Sözleriyle olduğum yerde kalakalırken boştaki elini belimin yanına yerleştirip beni yönlendirdi. Her adımda onun sandalyesine biraz daha yaklaşıyorduk ve ben her seferinde daha fazla heyecanlanıyordum. En nihayetinde sandalyenin hemen önünde durmuştuk. Ancak sandalyenin yanına bir sandalye daha çekmektense büyük, geniş bir minderi alıp ayaklarımızın dibine bıraktı. Sandalyenin üstündeki gitarı çekip mindere oturdu bir bacağı dışarıda kalacak şekilde, eliyle minderin boş kalan tarafına vurup oturmamı işaret etti.

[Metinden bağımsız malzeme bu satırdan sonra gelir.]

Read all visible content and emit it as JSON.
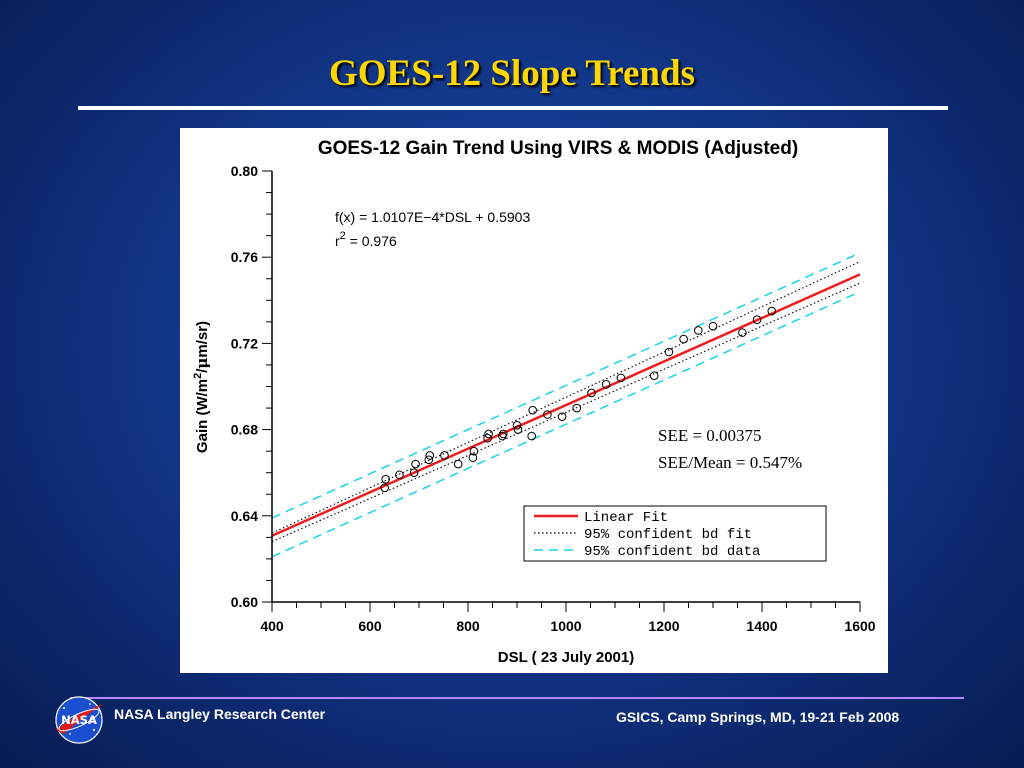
{
  "slide": {
    "title": "GOES-12 Slope Trends",
    "footer_left": "NASA Langley Research Center",
    "footer_right": "GSICS, Camp Springs, MD, 19-21 Feb 2008",
    "logo_text": "NASA",
    "colors": {
      "title": "#ffd700",
      "footer_rule": "#b388ff"
    }
  },
  "chart_data": {
    "type": "scatter",
    "title": "GOES-12 Gain Trend Using VIRS & MODIS (Adjusted)",
    "xlabel": "DSL ( 23 July 2001)",
    "ylabel_parts": [
      "Gain (W/m",
      "2",
      "/",
      "μ",
      "m/sr)"
    ],
    "xlim": [
      400,
      1600
    ],
    "ylim": [
      0.6,
      0.8
    ],
    "xticks": [
      400,
      600,
      800,
      1000,
      1200,
      1400,
      1600
    ],
    "yticks": [
      0.6,
      0.64,
      0.68,
      0.72,
      0.76,
      0.8
    ],
    "ytick_labels": [
      "0.60",
      "0.64",
      "0.68",
      "0.72",
      "0.76",
      "0.80"
    ],
    "equation": "f(x) = 1.0107E−4*DSL + 0.5903",
    "r2_prefix": "r",
    "r2_sup": "2",
    "r2_value": " = 0.976",
    "annotations": [
      "SEE = 0.00375",
      "SEE/Mean = 0.547%"
    ],
    "legend": {
      "placement": "bottom-right",
      "entries": [
        {
          "label": "Linear Fit",
          "style": "solid",
          "color": "#ee1c1c"
        },
        {
          "label": "95% confident bd fit",
          "style": "dotted",
          "color": "#000000"
        },
        {
          "label": "95% confident bd data",
          "style": "dashed",
          "color": "#19d3e8"
        }
      ]
    },
    "fit": {
      "slope": 0.00010107,
      "intercept": 0.5903,
      "color": "#ee1c1c"
    },
    "fit_band": {
      "low": [
        0.628,
        0.748
      ],
      "high": [
        0.632,
        0.758
      ]
    },
    "data_band": {
      "low": [
        0.621,
        0.744
      ],
      "high": [
        0.639,
        0.762
      ]
    },
    "points": [
      [
        630,
        0.653
      ],
      [
        632,
        0.657
      ],
      [
        660,
        0.659
      ],
      [
        690,
        0.66
      ],
      [
        693,
        0.664
      ],
      [
        720,
        0.666
      ],
      [
        722,
        0.668
      ],
      [
        752,
        0.668
      ],
      [
        780,
        0.664
      ],
      [
        810,
        0.667
      ],
      [
        812,
        0.67
      ],
      [
        840,
        0.676
      ],
      [
        842,
        0.678
      ],
      [
        870,
        0.677
      ],
      [
        872,
        0.678
      ],
      [
        900,
        0.682
      ],
      [
        902,
        0.68
      ],
      [
        930,
        0.677
      ],
      [
        932,
        0.689
      ],
      [
        962,
        0.687
      ],
      [
        992,
        0.686
      ],
      [
        1022,
        0.69
      ],
      [
        1052,
        0.697
      ],
      [
        1082,
        0.701
      ],
      [
        1112,
        0.704
      ],
      [
        1180,
        0.705
      ],
      [
        1210,
        0.716
      ],
      [
        1240,
        0.722
      ],
      [
        1270,
        0.726
      ],
      [
        1300,
        0.728
      ],
      [
        1360,
        0.725
      ],
      [
        1390,
        0.731
      ],
      [
        1420,
        0.735
      ]
    ]
  }
}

Gülerek iki yana salladım başımı ve onu ikiletmeden yanına oturdum. Aynı zamanda gitarı kucağıma bırakıp beni sağına aldığı için gitarın duruşunu ayarladı. "Böyle tutacaksın," diye mırıldandı sol elimi gitarın klavyesine yerleştirip parmaklarımı tellere bastırırken gitar kasasını bacağımda dengeledim. Savaş'ın nefesini saçlarımda hissederken parmaklarımı titrememeleri için tellere biraz sert bastırmak zorunda kalmıştım. Sağ kolunu omzumun üzerinden sarkıtıp gitara uzandı ve baş parmağını tellerin üstünde kaydırdı. Sol elimin parmaklarının üstüne kapadığı parmaklarıyla parmaklarımın klavye tellerinde hareket etmesini sağlarken birbiriyle çok bağıntısı olmayan, ancak hoş tınılı melodilerin gitardan yükselip çay bahçesini doldurmasına izin verdi.

"Bu, benim müziğim," diye mırıldandı kulağıma. "Benim dünyam."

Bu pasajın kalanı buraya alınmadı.